Survey of the extracellular matrix architecture across the rat arterial tree

OBJECTIVE: To understand arterial remodeling and the pathophysiology of arterial diseases, it is necessary to understand the baseline qualities and variations in arterial structure. Arteries could differ in wall thickness, laminar structure, and laminar fenestration depending on their position within the arterial tree. We endeavored to evaluate and compare the extracellular matrix structure of different arteries throughout the arterial tree, from the aorta to the adductor muscle arteriole, with a particular focus on the internal elastic lamina (IEL). METHODS: Arterial segments were harvested from male Sprague-Dawley rats and imaged using multiple modalities. En face scans by multiphoton microscopy were used to compare native-state adventitial collagen undulation and IEL fenestration. RESULTS: Collagen undulation was similar across most examined arteries but straighter in the skeletal muscle arterioles (P < .05).
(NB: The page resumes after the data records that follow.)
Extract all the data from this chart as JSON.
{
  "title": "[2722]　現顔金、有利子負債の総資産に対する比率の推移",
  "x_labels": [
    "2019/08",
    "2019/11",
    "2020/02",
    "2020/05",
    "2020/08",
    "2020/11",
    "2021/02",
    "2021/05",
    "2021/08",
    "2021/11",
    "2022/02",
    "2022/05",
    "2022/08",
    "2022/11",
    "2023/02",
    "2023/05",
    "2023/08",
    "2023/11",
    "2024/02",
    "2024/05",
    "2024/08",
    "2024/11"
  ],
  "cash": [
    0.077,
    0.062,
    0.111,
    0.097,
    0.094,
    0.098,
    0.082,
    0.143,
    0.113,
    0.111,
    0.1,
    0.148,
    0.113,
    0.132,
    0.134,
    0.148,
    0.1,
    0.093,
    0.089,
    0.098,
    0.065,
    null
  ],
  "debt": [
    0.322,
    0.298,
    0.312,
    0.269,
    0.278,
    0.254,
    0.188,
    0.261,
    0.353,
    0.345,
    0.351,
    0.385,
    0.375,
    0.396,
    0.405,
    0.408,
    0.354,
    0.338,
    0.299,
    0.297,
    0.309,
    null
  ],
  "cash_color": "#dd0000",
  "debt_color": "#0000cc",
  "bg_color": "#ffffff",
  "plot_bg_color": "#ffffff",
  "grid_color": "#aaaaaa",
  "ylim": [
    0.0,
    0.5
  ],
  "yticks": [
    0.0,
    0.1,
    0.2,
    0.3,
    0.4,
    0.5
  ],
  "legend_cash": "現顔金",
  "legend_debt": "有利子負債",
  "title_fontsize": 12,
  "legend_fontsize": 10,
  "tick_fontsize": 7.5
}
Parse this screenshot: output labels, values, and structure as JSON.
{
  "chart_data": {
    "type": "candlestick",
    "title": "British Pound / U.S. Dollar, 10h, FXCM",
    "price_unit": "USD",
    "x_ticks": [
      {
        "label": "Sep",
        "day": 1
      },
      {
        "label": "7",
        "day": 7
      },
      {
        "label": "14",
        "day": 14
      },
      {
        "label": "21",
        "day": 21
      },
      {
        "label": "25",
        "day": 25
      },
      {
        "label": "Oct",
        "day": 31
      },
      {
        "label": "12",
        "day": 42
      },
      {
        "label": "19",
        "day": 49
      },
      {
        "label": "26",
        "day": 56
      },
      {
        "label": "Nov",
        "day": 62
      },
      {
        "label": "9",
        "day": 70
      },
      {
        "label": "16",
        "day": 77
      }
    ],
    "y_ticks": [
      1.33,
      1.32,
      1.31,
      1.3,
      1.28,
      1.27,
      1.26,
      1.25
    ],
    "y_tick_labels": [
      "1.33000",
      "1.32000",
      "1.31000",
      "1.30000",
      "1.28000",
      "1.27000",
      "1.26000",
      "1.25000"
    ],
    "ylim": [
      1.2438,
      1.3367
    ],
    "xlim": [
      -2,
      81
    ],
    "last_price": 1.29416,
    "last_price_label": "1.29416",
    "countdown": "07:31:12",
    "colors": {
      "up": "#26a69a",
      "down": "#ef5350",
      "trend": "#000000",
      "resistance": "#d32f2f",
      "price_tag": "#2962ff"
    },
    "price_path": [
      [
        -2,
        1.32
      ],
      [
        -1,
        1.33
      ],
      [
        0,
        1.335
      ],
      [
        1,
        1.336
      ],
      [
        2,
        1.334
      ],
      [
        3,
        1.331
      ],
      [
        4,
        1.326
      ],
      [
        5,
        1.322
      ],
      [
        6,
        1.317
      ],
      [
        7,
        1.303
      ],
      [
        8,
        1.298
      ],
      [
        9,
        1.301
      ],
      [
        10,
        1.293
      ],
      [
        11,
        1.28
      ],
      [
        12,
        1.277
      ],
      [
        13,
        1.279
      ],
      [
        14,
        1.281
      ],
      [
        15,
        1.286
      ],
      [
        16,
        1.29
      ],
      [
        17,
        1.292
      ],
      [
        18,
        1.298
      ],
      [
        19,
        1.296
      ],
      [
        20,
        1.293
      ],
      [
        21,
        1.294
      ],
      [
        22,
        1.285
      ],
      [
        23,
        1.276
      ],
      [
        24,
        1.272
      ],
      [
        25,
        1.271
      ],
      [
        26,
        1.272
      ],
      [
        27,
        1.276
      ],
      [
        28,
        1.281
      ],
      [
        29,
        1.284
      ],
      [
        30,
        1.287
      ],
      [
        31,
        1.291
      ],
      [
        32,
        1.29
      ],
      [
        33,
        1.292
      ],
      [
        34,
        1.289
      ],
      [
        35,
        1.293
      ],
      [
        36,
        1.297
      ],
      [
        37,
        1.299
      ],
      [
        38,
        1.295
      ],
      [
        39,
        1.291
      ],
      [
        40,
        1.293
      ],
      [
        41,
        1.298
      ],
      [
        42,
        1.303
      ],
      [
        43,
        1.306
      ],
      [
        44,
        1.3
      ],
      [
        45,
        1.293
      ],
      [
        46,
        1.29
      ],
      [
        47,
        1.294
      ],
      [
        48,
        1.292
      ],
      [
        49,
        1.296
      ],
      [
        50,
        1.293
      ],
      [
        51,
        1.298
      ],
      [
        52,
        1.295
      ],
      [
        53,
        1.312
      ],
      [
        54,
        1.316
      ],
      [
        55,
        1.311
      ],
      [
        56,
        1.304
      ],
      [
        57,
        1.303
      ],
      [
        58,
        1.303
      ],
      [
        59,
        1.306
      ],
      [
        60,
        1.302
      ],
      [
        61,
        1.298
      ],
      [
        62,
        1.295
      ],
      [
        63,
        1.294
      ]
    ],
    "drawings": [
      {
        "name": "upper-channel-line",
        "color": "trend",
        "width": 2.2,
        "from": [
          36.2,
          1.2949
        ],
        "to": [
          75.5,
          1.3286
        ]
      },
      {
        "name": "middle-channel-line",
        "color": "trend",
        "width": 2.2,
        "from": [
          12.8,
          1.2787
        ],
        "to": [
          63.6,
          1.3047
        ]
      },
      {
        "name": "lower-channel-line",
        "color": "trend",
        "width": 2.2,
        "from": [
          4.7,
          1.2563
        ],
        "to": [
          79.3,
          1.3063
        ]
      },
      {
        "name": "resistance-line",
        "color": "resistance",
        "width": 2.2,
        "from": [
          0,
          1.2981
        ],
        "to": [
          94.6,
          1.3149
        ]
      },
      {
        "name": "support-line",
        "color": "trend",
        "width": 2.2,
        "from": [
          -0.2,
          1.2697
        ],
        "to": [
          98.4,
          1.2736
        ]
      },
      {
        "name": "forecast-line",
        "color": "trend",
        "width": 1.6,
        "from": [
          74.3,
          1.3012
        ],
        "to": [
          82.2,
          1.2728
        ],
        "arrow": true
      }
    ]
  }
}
The elastic lamellae showed several differences. The IEL fenestrae were similar in average size among abdominal aorta and celiac, renal, common iliac, and common femoral arteries (range, 14-24 μm(2)), with wide within-vessel variance (square of the standard deviation, 462-1904 μm(4)). However, they tended to be smaller (9.08 μm(2)) and less variable (square of the standard deviation, 88.3 μm(4)) in the popliteal artery. Fenestrae were greater in number in the superior mesenteric artery (SMA; 6686/mm(2); P < .05) and profunda femoris artery (PFA; 11,042/mm(2); P < .05) compared with the other examined vessels, which ranged in surface density from 3143/mm(2) to 4362/mm(2). The SMA and PFA also showed greater total fenestration as a proportion of the IEL surface area (SMA, 15.04%; P < .05; PFA, 24.11%; P < .001) than the other examined arteries (range of means, 4.7%-9.4%). The arteriolar IEL was structurally distinct, comparable to a low-density wireframe. Other structural differences were also noted, including differences in the number of medial lamellae along the arterial tree. CONCLUSIONS: We found that vessels at different locations along the arterial tree differ in structure. The SMA, PFA, and intramuscular arterioles have fundamental differences in the extracellular matrix structure compared with other arteries. Location-specific features such as the medial lamellae number and elastic laminar structure might have relevance to physiology and confer vulnerabilities to the development of pathology.